The scientists developed an algorithm that looked at the overlapping information among users of the different sites and analyzed the structure of the individuals’ “network neighborhood.”
In one third of the cases, they identified people from what were completely anonymous data.
“In practice, it’s very easy to re-attach a name to anonymous data,” says Shmatikov.
He was also able to find the identities of Netflix users from anonymized data released by the company.
“First off, if you know just a few bits of information about some Netflix subscriber, just a few movies and whether they liked them or not, you can with very high confidence find that subscriber’s record in the dataset,” he says.
Using some further mathematical reasoning, statistics and algorithms, Shmatikov re-attached names to the users by connecting their movie preferences and reviews with other breadcrumbs of information they left publicly on blogs and the IMDB (an online movie database).
People might not use their real names on such sites, but they do often use their email address or list their city of residence.
“Then you can just Google search the email address, find their Amazon reviews with their real name, and you’ve made the link,” says Shmatikov. “That’s not difficult.”
He says many people could abuse this lack of protection. Unscrupulous companies could use the information to spam people. Oppressive governments could use the information to monitor people. Cyberstalking—from a mild version where helicopter parents monitor their kids to jilted exes stalking former partners—could also be an issue.
By breaking such systems apart, Shmatikov’s research group is trying to show people that privacy protections should not be ad-hoc. Like Chang, he believes protections need to be built into the systems from the start.
“The ultimate vision is that we’re going to give you some software building blocks, and we’re going to prove to you mathematically that if you build your program using these building blocks,” he says, “then you will be safe against a certain class of privacy attacks.”

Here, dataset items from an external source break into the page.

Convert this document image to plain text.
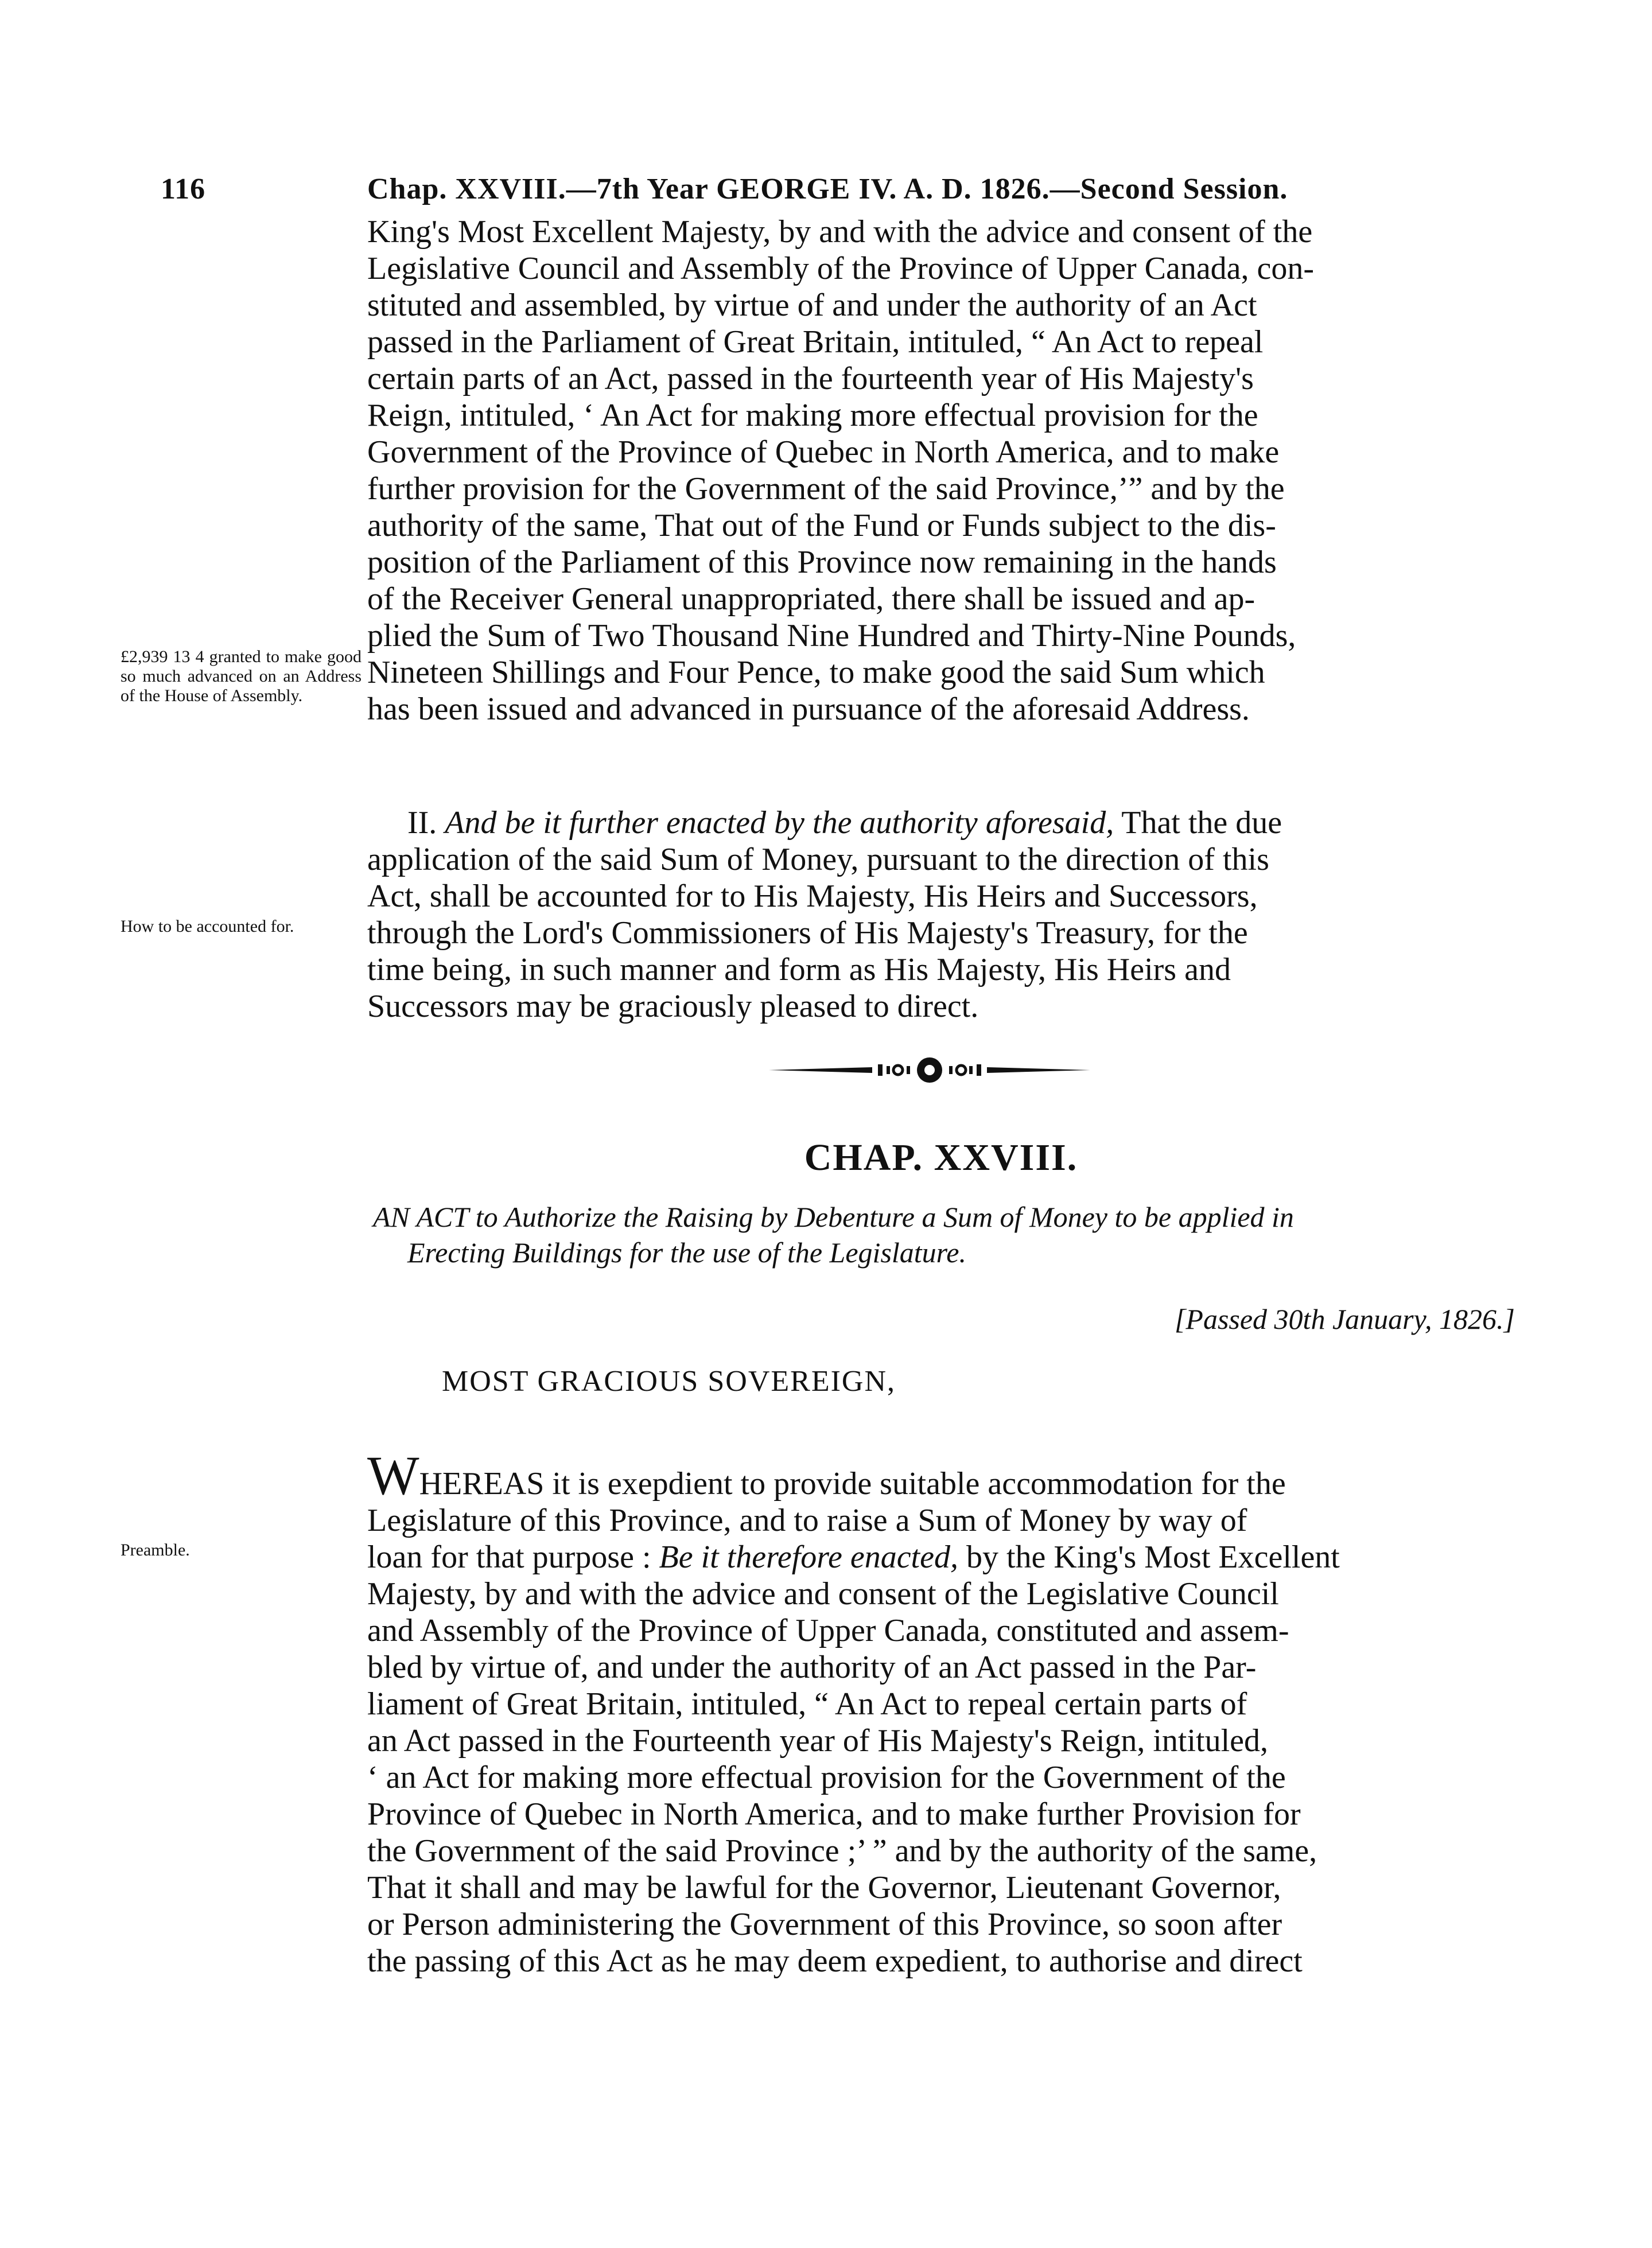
116	Chap. XXVIII.—7th Year GEORGE IV. A. D. 1826.—Second Session.

King's Most Excellent Majesty, by and with the advice and consent of the

Legislative Council and Assembly of the Province of Upper Canada, con-

stituted and assembled, by virtue of and under the authority of an Act

passed in the Parliament of Great Britain, intituled, “ An Act to repeal

certain parts of an Act, passed in the fourteenth year of His Majesty's

Reign, intituled, ‘ An Act for making more effectual provision for the

Government of the Province of Quebec in North America, and to make

further provision for the Government of the said Province,’” and by the

authority of the same, That out of the Fund or Funds subject to the dis-

position of the Parliament of this Province now remaining in the hands

of the Receiver General unappropriated, there shall be issued and ap-

plied the Sum of Two Thousand Nine Hundred and Thirty-Nine Pounds,

Nineteen Shillings and Four Pence, to make good the said Sum which

has been issued and advanced in pursuance of the aforesaid Address.

£2,939 13 4 granted to make good so much advanced on an Address of the House of Assembly.

II. And be it further enacted by the authority aforesaid, That the due

application of the said Sum of Money, pursuant to the direction of this

Act, shall be accounted for to His Majesty, His Heirs and Successors,

through the Lord's Commissioners of His Majesty's Treasury, for the

time being, in such manner and form as His Majesty, His Heirs and

Successors may be graciously pleased to direct.

How to be accounted for.
CHAP. XXVIII.
AN ACT to Authorize the Raising by Debenture a Sum of Money to be applied in
Erecting Buildings for the use of the Legislature.
[Passed 30th January, 1826.]
MOST GRACIOUS SOVEREIGN,

WHEREAS it is exepdient to provide suitable accommodation for the

Legislature of this Province, and to raise a Sum of Money by way of

loan for that purpose : Be it therefore enacted, by the King's Most Excellent

Majesty, by and with the advice and consent of the Legislative Council

and Assembly of the Province of Upper Canada, constituted and assem-

bled by virtue of, and under the authority of an Act passed in the Par-

liament of Great Britain, intituled, “ An Act to repeal certain parts of

an Act passed in the Fourteenth year of His Majesty's Reign, intituled,

‘ an Act for making more effectual provision for the Government of the

Province of Quebec in North America, and to make further Provision for

the Government of the said Province ;’ ” and by the authority of the same,

That it shall and may be lawful for the Governor, Lieutenant Governor,

or Person administering the Government of this Province, so soon after

the passing of this Act as he may deem expedient, to authorise and direct

Preamble.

But he’s quick to caution: “There are always other avenues of attack. We can’t protect from everything with the software we would like to design.”

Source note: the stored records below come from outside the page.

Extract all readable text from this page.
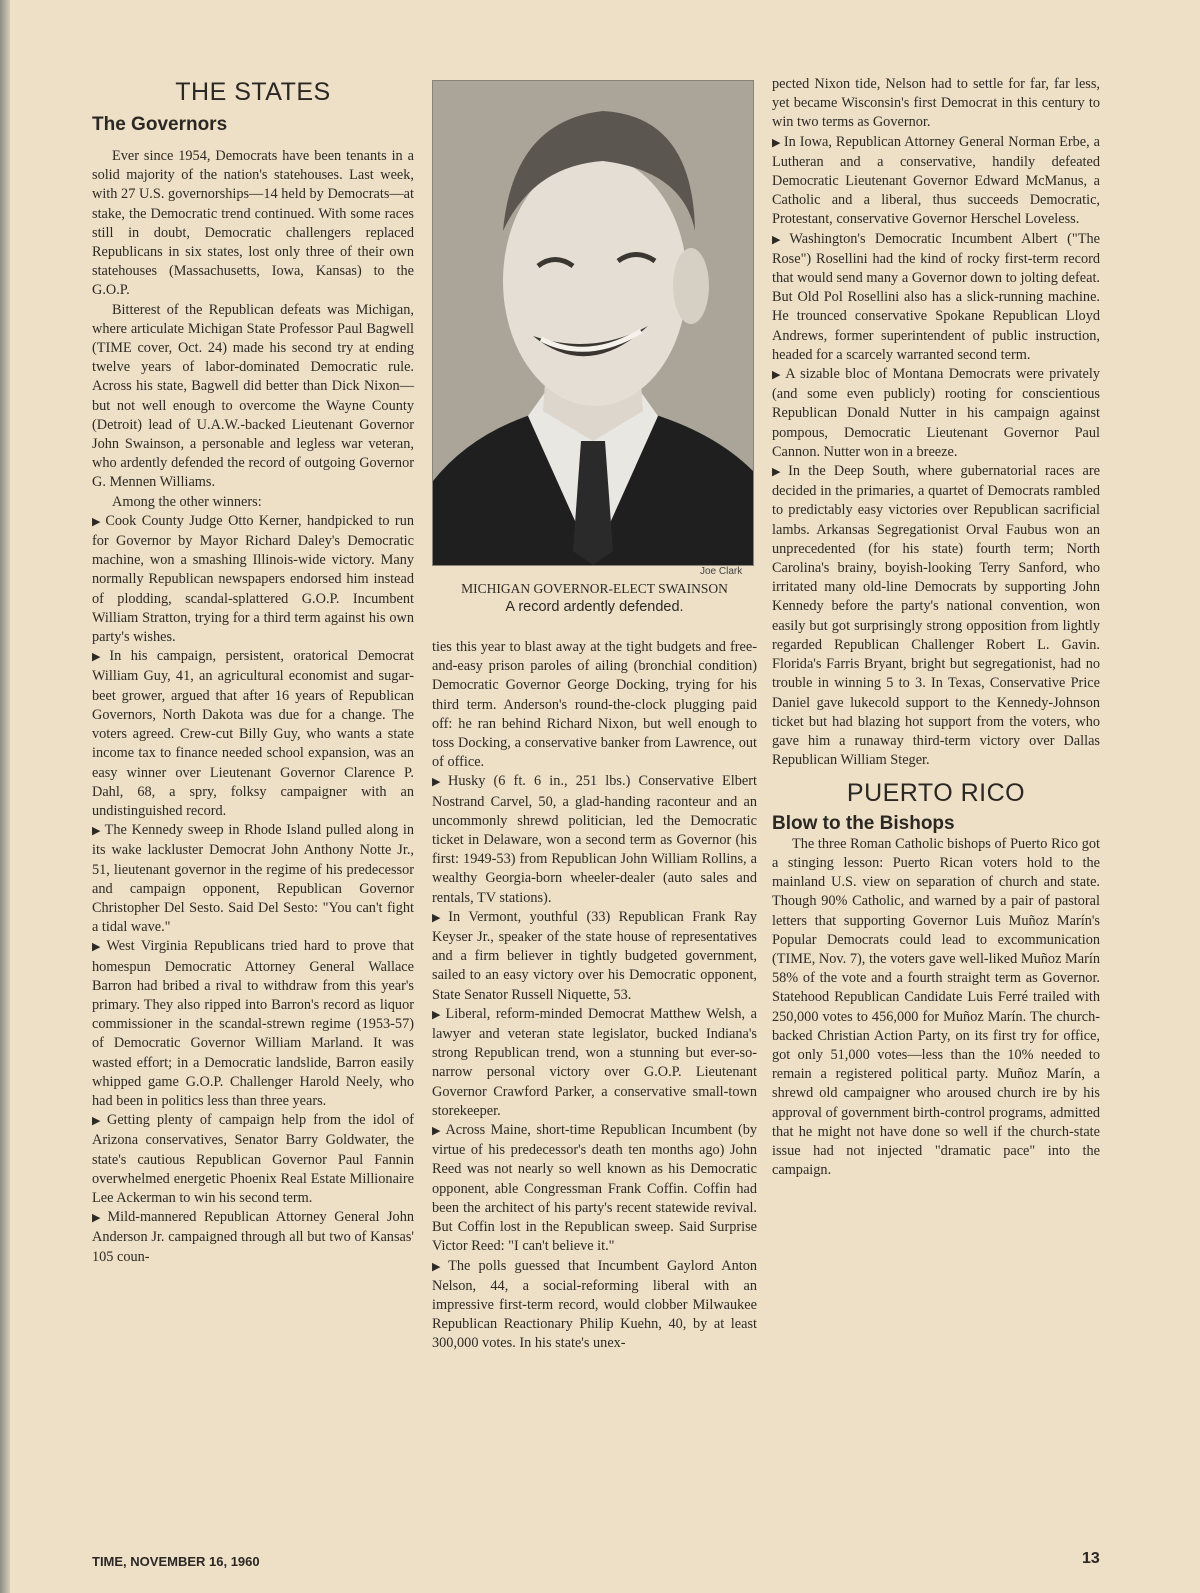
THE STATES
The Governors

Ever since 1954, Democrats have been tenants in a solid majority of the nation's statehouses. Last week, with 27 U.S. governorships—14 held by Democrats—at stake, the Democratic trend continued. With some races still in doubt, Democratic challengers replaced Republicans in six states, lost only three of their own statehouses (Massachusetts, Iowa, Kansas) to the G.O.P.

Bitterest of the Republican defeats was Michigan, where articulate Michigan State Professor Paul Bagwell (TIME cover, Oct. 24) made his second try at ending twelve years of labor-dominated Democratic rule. Across his state, Bagwell did better than Dick Nixon—but not well enough to overcome the Wayne County (Detroit) lead of U.A.W.-backed Lieutenant Governor John Swainson, a personable and legless war veteran, who ardently defended the record of outgoing Governor G. Mennen Williams.

Among the other winners:

▶ Cook County Judge Otto Kerner, handpicked to run for Governor by Mayor Richard Daley's Democratic machine, won a smashing Illinois-wide victory. Many normally Republican newspapers endorsed him instead of plodding, scandal-splattered G.O.P. Incumbent William Stratton, trying for a third term against his own party's wishes.

▶ In his campaign, persistent, oratorical Democrat William Guy, 41, an agricultural economist and sugar-beet grower, argued that after 16 years of Republican Governors, North Dakota was due for a change. The voters agreed. Crew-cut Billy Guy, who wants a state income tax to finance needed school expansion, was an easy winner over Lieutenant Governor Clarence P. Dahl, 68, a spry, folksy campaigner with an undistinguished record.

▶ The Kennedy sweep in Rhode Island pulled along in its wake lackluster Democrat John Anthony Notte Jr., 51, lieutenant governor in the regime of his predecessor and campaign opponent, Republican Governor Christopher Del Sesto. Said Del Sesto: "You can't fight a tidal wave."

▶ West Virginia Republicans tried hard to prove that homespun Democratic Attorney General Wallace Barron had bribed a rival to withdraw from this year's primary. They also ripped into Barron's record as liquor commissioner in the scandal-strewn regime (1953-57) of Democratic Governor William Marland. It was wasted effort; in a Democratic landslide, Barron easily whipped game G.O.P. Challenger Harold Neely, who had been in politics less than three years.

▶ Getting plenty of campaign help from the idol of Arizona conservatives, Senator Barry Goldwater, the state's cautious Republican Governor Paul Fannin overwhelmed energetic Phoenix Real Estate Millionaire Lee Ackerman to win his second term.

▶ Mild-mannered Republican Attorney General John Anderson Jr. campaigned through all but two of Kansas' 105 coun-

Joe Clark
MICHIGAN GOVERNOR-ELECT SWAINSON
A record ardently defended.

ties this year to blast away at the tight budgets and free-and-easy prison paroles of ailing (bronchial condition) Democratic Governor George Docking, trying for his third term. Anderson's round-the-clock plugging paid off: he ran behind Richard Nixon, but well enough to toss Docking, a conservative banker from Lawrence, out of office.

▶ Husky (6 ft. 6 in., 251 lbs.) Conservative Elbert Nostrand Carvel, 50, a glad-handing raconteur and an uncommonly shrewd politician, led the Democratic ticket in Delaware, won a second term as Governor (his first: 1949-53) from Republican John William Rollins, a wealthy Georgia-born wheeler-dealer (auto sales and rentals, TV stations).

▶ In Vermont, youthful (33) Republican Frank Ray Keyser Jr., speaker of the state house of representatives and a firm believer in tightly budgeted government, sailed to an easy victory over his Democratic opponent, State Senator Russell Niquette, 53.

▶ Liberal, reform-minded Democrat Matthew Welsh, a lawyer and veteran state legislator, bucked Indiana's strong Republican trend, won a stunning but ever-so-narrow personal victory over G.O.P. Lieutenant Governor Crawford Parker, a conservative small-town storekeeper.

▶ Across Maine, short-time Republican Incumbent (by virtue of his predecessor's death ten months ago) John Reed was not nearly so well known as his Democratic opponent, able Congressman Frank Coffin. Coffin had been the architect of his party's recent statewide revival. But Coffin lost in the Republican sweep. Said Surprise Victor Reed: "I can't believe it."

▶ The polls guessed that Incumbent Gaylord Anton Nelson, 44, a social-reforming liberal with an impressive first-term record, would clobber Milwaukee Republican Reactionary Philip Kuehn, 40, by at least 300,000 votes. In his state's unex-

pected Nixon tide, Nelson had to settle for far, far less, yet became Wisconsin's first Democrat in this century to win two terms as Governor.

▶ In Iowa, Republican Attorney General Norman Erbe, a Lutheran and a conservative, handily defeated Democratic Lieutenant Governor Edward McManus, a Catholic and a liberal, thus succeeds Democratic, Protestant, conservative Governor Herschel Loveless.

▶ Washington's Democratic Incumbent Albert ("The Rose") Rosellini had the kind of rocky first-term record that would send many a Governor down to jolting defeat. But Old Pol Rosellini also has a slick-running machine. He trounced conservative Spokane Republican Lloyd Andrews, former superintendent of public instruction, headed for a scarcely warranted second term.

▶ A sizable bloc of Montana Democrats were privately (and some even publicly) rooting for conscientious Republican Donald Nutter in his campaign against pompous, Democratic Lieutenant Governor Paul Cannon. Nutter won in a breeze.

▶ In the Deep South, where gubernatorial races are decided in the primaries, a quartet of Democrats rambled to predictably easy victories over Republican sacrificial lambs. Arkansas Segregationist Orval Faubus won an unprecedented (for his state) fourth term; North Carolina's brainy, boyish-looking Terry Sanford, who irritated many old-line Democrats by supporting John Kennedy before the party's national convention, won easily but got surprisingly strong opposition from lightly regarded Republican Challenger Robert L. Gavin. Florida's Farris Bryant, bright but segregationist, had no trouble in winning 5 to 3. In Texas, Conservative Price Daniel gave lukecold support to the Kennedy-Johnson ticket but had blazing hot support from the voters, who gave him a runaway third-term victory over Dallas Republican William Steger.

PUERTO RICO
Blow to the Bishops

The three Roman Catholic bishops of Puerto Rico got a stinging lesson: Puerto Rican voters hold to the mainland U.S. view on separation of church and state. Though 90% Catholic, and warned by a pair of pastoral letters that supporting Governor Luis Muñoz Marín's Popular Democrats could lead to excommunication (TIME, Nov. 7), the voters gave well-liked Muñoz Marín 58% of the vote and a fourth straight term as Governor. Statehood Republican Candidate Luis Ferré trailed with 250,000 votes to 456,000 for Muñoz Marín. The church-backed Christian Action Party, on its first try for office, got only 51,000 votes—less than the 10% needed to remain a registered political party. Muñoz Marín, a shrewd old campaigner who aroused church ire by his approval of government birth-control programs, admitted that he might not have done so well if the church-state issue had not injected "dramatic pace" into the campaign.

TIME, NOVEMBER 16, 1960	13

A relatively new arm of research for Shmatikov regards looking at genetic data. It’s research he’s embarking on with colleague Emmett Witchel.
“We are well on our way to having all of our genomes sequenced very cheaply,” Shmatikov says. “More and more medical and law enforcement databases are going to come with genetic data, and that information is extremely sensitive.”
In particular, doctors and researchers will be sharing this genetic information so they can search for better understandings of disease and develop new treatments. Data computations of this sort will be on a massive scale and will be extremely powerful in the world of health care.
Witchel and Shmatikov are working to adapt a program called MapReduce, developed by Google for use on such large-scale computations, so that it provides privacy guarantees to people whose genetic data are being used but still keeps the process efficient and high performance.
“As time goes on, we will see more databases with so-called anonymized genetic information being used for medical research,” says Shmatikov. “I think the next big privacy break is going to be in that area.”
They hope to develop tools and building blocks that can be used for these massive epidemiological and genome studies.
“We’ll be able to tell them that they can run computations on sensitive data, but they can be assured that they won’t learn anything about individual identities,” he says. (The good guys don’t need to know all those names either.)
And again, with just a bit more information—like a casual conversation about a person’s ancestry or hair color—cyber attackers could pretty easily re-attach a name to particular genetic sequences if they can get their hands on them. Shmatikov is reluctant to even predict what people might do maliciously with such data.